The flowers are few in number, arranged in some of the upper leaf axils on stalks 9-19 mm long. The sepals are deep pink and 4 mm long including their lobes and fine white fringe. The petals are roughly circular in shape, deep pink, 4 mm long with four to six main long pointed lobes and many smaller lobes. The style is about 0.3 mm long with short hairs around its end. Flowering time is mostly in November to January.

==Taxonomy and naming==
Verticordia apecta was first formally described by Elizabeth George and Alex George in 1994 from specimens collected near Mount Barker and the description was published in Nuytsia. The specific epithet (apecta) is derived from the Ancient Greek word ἄπεκτος (ápektos) meaning "uncombed", referring to the untidy appearance of the flowers of this species.

George placed this species in subgenus Verticordia, section Catocalypta along with V. roei, V. inclusa, V. insignis, V. habrantha, V. lehmannii and V. pritzelii.

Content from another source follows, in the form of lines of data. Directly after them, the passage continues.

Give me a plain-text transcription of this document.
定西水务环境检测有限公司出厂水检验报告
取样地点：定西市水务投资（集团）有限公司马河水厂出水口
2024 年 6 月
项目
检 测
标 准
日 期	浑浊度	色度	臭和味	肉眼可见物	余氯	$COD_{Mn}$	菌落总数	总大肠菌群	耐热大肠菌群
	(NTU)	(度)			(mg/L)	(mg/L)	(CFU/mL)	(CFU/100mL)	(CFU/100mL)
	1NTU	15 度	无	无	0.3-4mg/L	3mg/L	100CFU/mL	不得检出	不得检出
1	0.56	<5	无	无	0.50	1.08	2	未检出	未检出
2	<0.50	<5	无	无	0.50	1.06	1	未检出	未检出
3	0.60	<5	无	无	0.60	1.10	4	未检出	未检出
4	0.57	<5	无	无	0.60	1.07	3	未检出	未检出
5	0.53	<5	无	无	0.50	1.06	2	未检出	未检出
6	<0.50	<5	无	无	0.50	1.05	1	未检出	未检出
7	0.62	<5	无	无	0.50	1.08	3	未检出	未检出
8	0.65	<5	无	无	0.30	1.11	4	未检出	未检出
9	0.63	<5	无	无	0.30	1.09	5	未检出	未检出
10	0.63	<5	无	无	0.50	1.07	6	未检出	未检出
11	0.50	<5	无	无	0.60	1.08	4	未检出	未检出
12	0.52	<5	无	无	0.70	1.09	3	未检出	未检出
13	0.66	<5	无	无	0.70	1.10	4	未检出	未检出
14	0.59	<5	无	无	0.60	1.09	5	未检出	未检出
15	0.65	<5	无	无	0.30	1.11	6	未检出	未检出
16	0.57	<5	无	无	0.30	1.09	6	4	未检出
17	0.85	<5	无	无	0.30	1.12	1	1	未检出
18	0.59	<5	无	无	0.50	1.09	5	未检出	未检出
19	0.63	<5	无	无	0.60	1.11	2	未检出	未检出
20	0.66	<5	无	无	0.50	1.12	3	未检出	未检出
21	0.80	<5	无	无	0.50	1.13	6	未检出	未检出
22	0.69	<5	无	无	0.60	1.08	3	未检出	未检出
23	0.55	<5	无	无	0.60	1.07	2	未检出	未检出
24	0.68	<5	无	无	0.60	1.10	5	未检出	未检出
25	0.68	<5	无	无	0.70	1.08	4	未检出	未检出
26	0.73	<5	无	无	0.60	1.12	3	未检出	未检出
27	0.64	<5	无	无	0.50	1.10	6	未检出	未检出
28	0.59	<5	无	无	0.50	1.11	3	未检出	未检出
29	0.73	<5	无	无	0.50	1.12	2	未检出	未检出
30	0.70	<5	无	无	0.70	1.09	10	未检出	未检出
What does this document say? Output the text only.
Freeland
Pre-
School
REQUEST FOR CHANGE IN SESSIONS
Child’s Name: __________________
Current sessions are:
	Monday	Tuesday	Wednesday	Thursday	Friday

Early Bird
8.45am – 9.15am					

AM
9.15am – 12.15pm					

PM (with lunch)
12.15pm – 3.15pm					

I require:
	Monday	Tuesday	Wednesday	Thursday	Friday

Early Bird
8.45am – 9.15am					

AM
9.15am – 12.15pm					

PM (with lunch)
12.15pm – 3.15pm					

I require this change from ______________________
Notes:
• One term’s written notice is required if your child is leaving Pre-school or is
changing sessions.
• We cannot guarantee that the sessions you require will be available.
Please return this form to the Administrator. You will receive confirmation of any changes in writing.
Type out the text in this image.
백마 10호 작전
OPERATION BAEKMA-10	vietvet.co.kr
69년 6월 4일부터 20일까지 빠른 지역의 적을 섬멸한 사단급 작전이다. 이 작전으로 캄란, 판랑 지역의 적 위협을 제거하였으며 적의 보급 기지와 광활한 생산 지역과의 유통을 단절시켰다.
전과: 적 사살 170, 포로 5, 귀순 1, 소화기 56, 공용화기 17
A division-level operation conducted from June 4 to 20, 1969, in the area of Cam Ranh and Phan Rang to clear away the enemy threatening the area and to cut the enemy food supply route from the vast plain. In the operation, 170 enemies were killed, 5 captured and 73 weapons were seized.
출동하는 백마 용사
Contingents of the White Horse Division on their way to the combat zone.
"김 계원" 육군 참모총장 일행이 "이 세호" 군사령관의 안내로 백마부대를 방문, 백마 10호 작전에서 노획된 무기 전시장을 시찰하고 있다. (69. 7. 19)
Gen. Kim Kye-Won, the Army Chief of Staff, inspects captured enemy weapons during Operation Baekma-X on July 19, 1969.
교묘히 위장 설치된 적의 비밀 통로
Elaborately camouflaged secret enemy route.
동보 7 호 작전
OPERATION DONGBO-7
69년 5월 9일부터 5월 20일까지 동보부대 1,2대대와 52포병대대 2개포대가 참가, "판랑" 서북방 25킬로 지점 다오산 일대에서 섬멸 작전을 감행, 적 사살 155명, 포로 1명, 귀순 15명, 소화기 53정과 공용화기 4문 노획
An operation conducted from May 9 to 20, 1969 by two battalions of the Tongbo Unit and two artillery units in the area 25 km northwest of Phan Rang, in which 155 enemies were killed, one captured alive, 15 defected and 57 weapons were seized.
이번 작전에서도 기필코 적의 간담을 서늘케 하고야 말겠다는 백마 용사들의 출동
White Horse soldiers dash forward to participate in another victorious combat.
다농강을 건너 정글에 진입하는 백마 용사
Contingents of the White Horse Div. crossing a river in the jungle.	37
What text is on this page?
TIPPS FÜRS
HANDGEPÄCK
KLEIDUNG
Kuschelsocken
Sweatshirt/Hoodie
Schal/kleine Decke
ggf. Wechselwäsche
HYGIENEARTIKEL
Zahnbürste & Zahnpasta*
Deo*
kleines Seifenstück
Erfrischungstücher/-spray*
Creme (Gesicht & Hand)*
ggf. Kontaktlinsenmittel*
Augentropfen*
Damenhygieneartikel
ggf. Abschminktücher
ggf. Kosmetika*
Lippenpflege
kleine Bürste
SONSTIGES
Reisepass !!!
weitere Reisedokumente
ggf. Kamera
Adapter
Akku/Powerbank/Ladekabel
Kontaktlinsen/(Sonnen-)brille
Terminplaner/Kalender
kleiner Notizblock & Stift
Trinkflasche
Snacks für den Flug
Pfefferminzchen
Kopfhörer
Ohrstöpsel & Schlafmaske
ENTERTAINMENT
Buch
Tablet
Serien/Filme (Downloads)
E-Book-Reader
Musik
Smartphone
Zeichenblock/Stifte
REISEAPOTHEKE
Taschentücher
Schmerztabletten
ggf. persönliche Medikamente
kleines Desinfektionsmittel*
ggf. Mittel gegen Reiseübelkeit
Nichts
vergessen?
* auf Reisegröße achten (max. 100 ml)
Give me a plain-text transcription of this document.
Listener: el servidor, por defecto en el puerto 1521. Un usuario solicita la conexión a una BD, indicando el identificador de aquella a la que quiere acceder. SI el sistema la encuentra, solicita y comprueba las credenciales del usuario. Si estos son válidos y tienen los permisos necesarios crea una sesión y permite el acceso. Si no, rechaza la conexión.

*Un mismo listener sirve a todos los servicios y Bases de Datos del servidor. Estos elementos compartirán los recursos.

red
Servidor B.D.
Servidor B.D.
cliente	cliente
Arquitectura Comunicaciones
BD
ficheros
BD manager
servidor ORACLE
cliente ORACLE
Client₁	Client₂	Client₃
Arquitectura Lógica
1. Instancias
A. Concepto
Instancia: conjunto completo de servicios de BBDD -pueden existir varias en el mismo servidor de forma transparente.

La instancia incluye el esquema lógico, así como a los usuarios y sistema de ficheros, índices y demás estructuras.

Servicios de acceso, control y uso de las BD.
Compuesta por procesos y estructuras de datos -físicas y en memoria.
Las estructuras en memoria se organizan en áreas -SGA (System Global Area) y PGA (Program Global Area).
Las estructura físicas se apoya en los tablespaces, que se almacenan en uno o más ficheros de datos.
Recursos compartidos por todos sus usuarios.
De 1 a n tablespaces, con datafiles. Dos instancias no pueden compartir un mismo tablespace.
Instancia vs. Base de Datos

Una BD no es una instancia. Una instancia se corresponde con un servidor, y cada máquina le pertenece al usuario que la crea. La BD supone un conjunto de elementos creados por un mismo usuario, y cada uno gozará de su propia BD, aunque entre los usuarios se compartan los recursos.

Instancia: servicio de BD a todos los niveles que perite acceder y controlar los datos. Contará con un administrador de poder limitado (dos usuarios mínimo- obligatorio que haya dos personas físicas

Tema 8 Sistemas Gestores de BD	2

==Distribution and habitat==
This verticordia grows in sandy clay in low, open Eucalyptus wandoo woodland in a small area near Mount Barker in the Jarrah Forest biogeographic region.

==Conservation==
Verticordia apecta is classified as "Threatened Flora (Declared Rare Flora — Extant)" by the Western Australian Government Department of Parks and Wildlife and an Interim Recovery Plan has been prepared. It has also been listed as "Critically Endangered" (CR) under the Australian Government Environment Protection and Biodiversity Conservation Act 1999 (EPBC Act). The population size was estimated to be 16 mature plants in 2009. The main threats to the species are too-frequent fires and infestation by the dieback fungus Phytophthora cinnamomi.

==Use in horticulture==
Due to the relatively recent discovery of this species, few attempts at propagation have been attempted and all so far have been unsuccessful.